The most talkative of the senior Lashkar leaders being interrogated is said to be Zaraar Shah, the Pak official said. US intelligence officials say they believe that Shah, the group’s communications chief, served as a conduit between Lashkar and the ISI. His close ties to the agency and his admission of involvement in the attacks are sure to be unsettling for the government and its spy agency. An operational leader of Lashkar, Zaki ur-Rehman Lakhvi, is also said to be cooperating with investigators. News of Shah’s confession was reported by The Wall Street Journal.
“These guys showed no remorse,” said the Pak official. “They were bragging. They didn’t need to be pushed, tortured or waterboarded,” into making their statements. The confessions made no mention of any involvement by the Pakistani government, said the official, who added, “They talk about people acting on their own.”
Though Pak authorities announced that the men had been detained in the first week of December, the official declined to say how long it took for them to confess their role in the Mumbai siege. The official also declined to specify how many confessions had been obtained, and said, “It’s not just one confession.”

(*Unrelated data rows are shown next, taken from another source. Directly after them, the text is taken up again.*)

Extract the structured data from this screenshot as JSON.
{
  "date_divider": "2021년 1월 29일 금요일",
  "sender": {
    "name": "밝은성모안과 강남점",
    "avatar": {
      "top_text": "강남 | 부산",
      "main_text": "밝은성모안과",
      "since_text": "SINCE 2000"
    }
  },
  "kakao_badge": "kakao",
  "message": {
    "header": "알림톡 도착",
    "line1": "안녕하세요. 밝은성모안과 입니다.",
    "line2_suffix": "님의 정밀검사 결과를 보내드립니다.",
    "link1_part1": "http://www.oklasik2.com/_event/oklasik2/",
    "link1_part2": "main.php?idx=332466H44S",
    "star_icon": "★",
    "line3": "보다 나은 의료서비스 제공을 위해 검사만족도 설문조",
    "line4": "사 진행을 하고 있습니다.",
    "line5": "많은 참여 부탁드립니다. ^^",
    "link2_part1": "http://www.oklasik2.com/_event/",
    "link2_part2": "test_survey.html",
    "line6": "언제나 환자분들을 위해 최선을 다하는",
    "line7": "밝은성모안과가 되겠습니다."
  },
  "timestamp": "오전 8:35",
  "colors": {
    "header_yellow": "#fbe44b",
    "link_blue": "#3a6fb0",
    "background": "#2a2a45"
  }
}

But Indian officials and other skeptics are sure to question how seriously interrogations by Pakistani security officials could be expected to examine any possible role by the ISI in the attacks.
US intelligence officials say they believe that links remain between Lashkar and the ISI, and that the spy agency has helped support the militant group for the past several years by sharing intelligence and providing protection.
But American officials say they also believe that the spy agency has become more careful to mask its ties with militants since this summer, when American officials accused the spy agency of involvement in the bombing of the Indian Embassy in Afghanistan.
PTI adds: An FBI team visited the village of Ajmal Ameer Kasab, the lone terrorist captured during the Mumbai attacks, in Faridkot yesterday to probe his links. Diplomatic and other sources said the team conducted inquiries in the village. Sources rubbished reports in the media, particularly in some Pakistani TV channels, that the FBI team had found nothing that proved Kasab was a Pak national.
FBI spokesman Richard Kolko, asked by Dawn to comment on reports of the team’s visit to Faridkot, said: “The FBI continues to assist Indian authorities with their investigation. We will work with the Indian authorities and our partners to follow leads wherever they may take us.”